Prese fiato, e indicò con gesto tronfio il mare di nebbia circostante, sotto cui s’apriva la vallata: «Oggi, dopo averti sconfitto, lancerò il segnale ai miei sonnambuli. Quegli ingenui contadini e studenti e intellettuali che fanno capo al Bas risponderanno all’ordine e insorgeranno. Insorgeranno solo per poter essere annientati. Come pensi che reagiranno allora i nostri vicini, gli austriaci, quando vedranno massacrati quelli che un tempo erano loro fratelli? Sarà la guerra, Scaramouche, sola igiene del mondo, come diceva il poeta. E dal ferro e dal fuoco della guerra sorgerà un nuovo ordine, il mio».
«Tu e io non siamo uguali» digrignò tra i denti Scaramouche, caricando l’uomo a testa bassa. Roteò il bastone sopra la testa e provò a menargli un fendente dall’alto verso il basso, mirando lo stinco. Il suo avversario parò il colpo, deviando il bastone con un calcio. Muovendosi quasi a saltelli sulle rocce, quello gli si fece sotto portandogli una serie di pugni in rapida successione. Come facesse a muoversi così agilmente era un mistero, lui a malapena riusciva a evitare qualcuno dei colpi che piovevano da ogni parte, indietreggiando goffamente per paura di finire di sotto. Assestarsi gli costò un violento cazzotto sul collo, proprio dove la maschera lasciava la pelle scoperta. Accusò il colpo rinculando all’indietro, ma prima che il suo avversario ne potesse approfittare mulinò nuovamente il bastone, ruppe la guardia e fu il suo turno. Si fronteggiarono veementemente per diversi minuti, lividi si gonfiavano su entrambi i corpi e piccoli rivoli di sangue solcavano la faccia di uno e uscivano da sotto la maschera dell’altro. Sembrava che nulla potesse mettere fine allo scontro, quando, a un tratto, il suo avversario vacillò. La roccia su cui aveva poggiato il piede smottò, infida. Ondeggiò come un abete quando il versante della montagna frana a valle. Scaramouche colse l’attimo. Caricò ancora, con le ultime forze che sentiva in corpo. Caricò e colpì. Il corpo del nemico fu inghiottito dalla nebbia e il tonfo giunse alle sue orecchie, attutito. Si voltò, distrutto, e zoppicando si avviò a valle.

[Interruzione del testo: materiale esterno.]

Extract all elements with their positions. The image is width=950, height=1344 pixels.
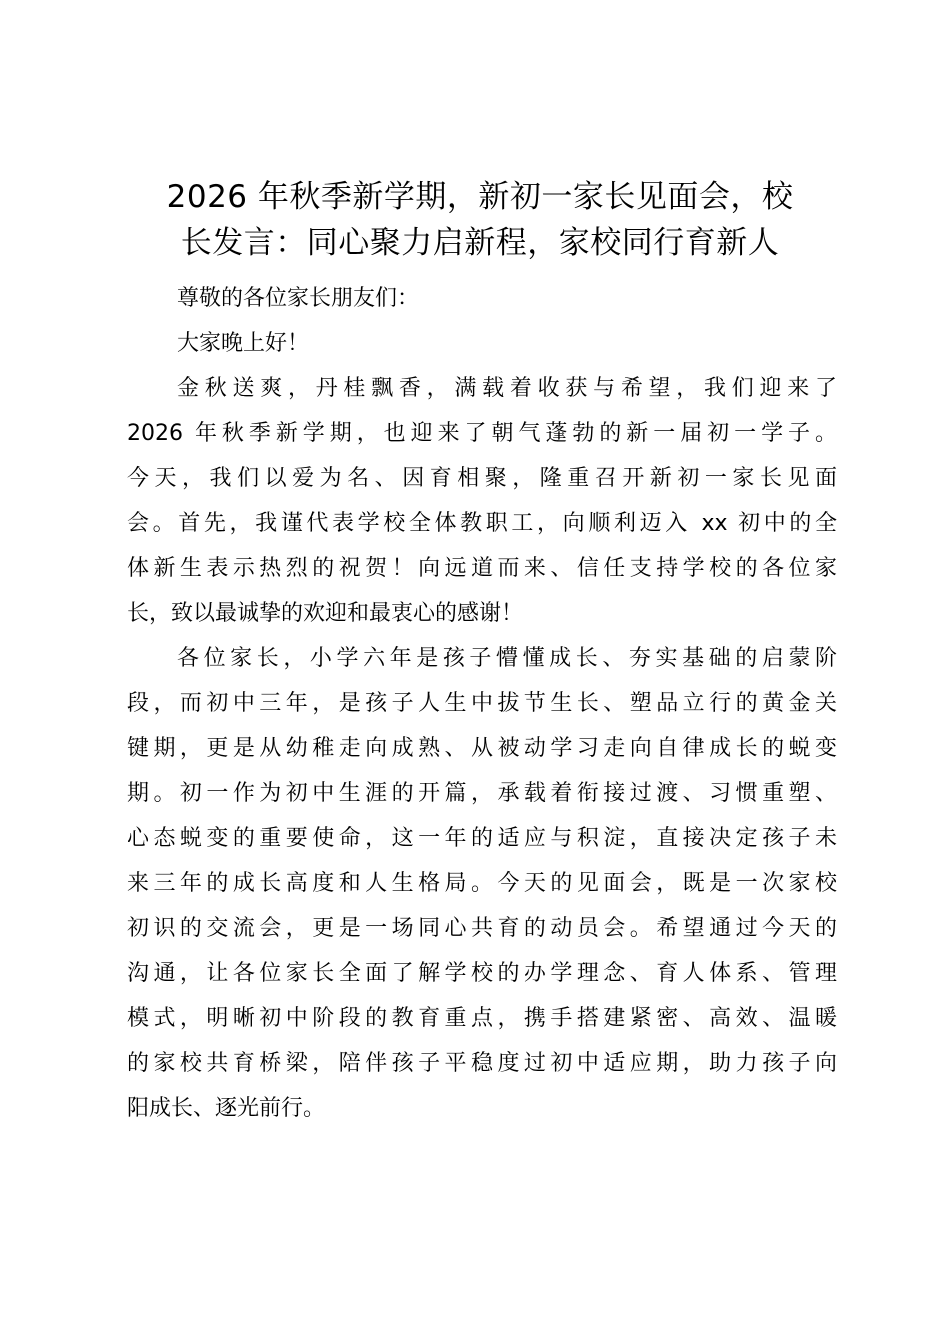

Qualche giorno dopo, il 23 luglio del 1964, su tutti i giornali campeggiava la notizia della condanna. Luis Amplatz, Georg Klotz e Sepp Kerschbaumer, i leader del Bas – Bfreiungauschuss Südtirol, furono condannati dalla Corte d’Assise di Milano a 26, 18 e 15 anni di reclusione. E con loro altri 91. In pochi notarono il trafiletto: «Morto, in montagna, il Generale dei Carabinieri Gavino Furas».